- Born: Ana Isabel Ramirez-Bosch January 25, 1976 Manila, Philippines
- Died: January 10, 2009 (aged 32) Manila, Philippines
- Occupations: singer, poet
- Known for: former vocalist of Tropical Depression
- Spouse: Jamie Wilson (estranged)

= Anabel Bosch =

Filipina musician

Ana Isabel "Anabel" Ramirez Bosch (January 25, 1976 - January 10, 2009) was a Filipina singer and poet who fronted several important Filipino rock bands.

Bosch's singing career started when she was in high school, when she became a regular at Club Dredd in Quezon City. She soon became a singer for Tropical Depression, a popular Filipino rock band in the late 1990s. She also sang for the rock bands Elektrikoolaid, Spy and Analog.

She was a member of the women's poetry movement "Romancing Venus", founded 2006 by Kooky Tuason, which spawned a spoken-word album and book.
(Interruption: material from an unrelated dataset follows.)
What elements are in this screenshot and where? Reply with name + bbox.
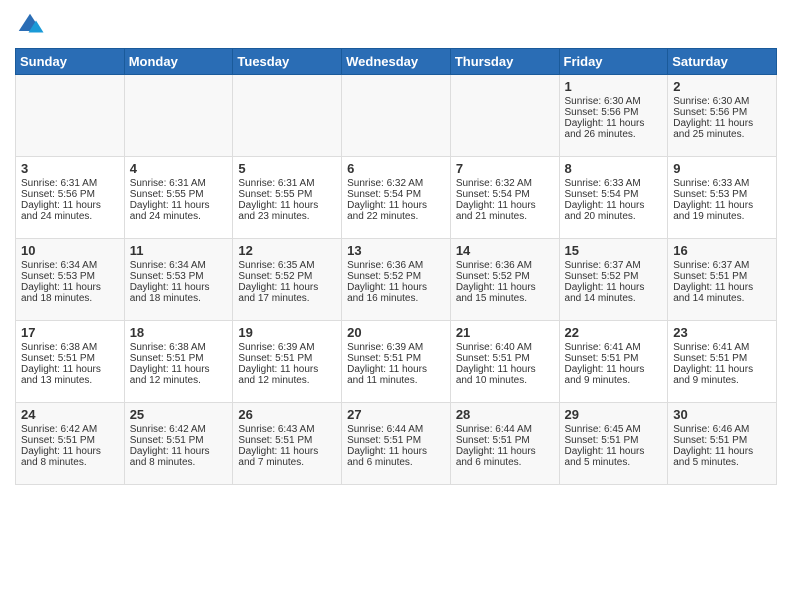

Bosch was stricken with a brain aneurysm on New Year's Day 2009, and lapsed into unconsciousness. Her friends in the Filipino musical community staged various gigs and fundraising efforts to shoulder her medical expenses. She died on January 10, 2009.

Bosch was estranged from her husband, the stage and film actor Jamie Wilson. She has a daughter, Mishaela, from a previous relationship.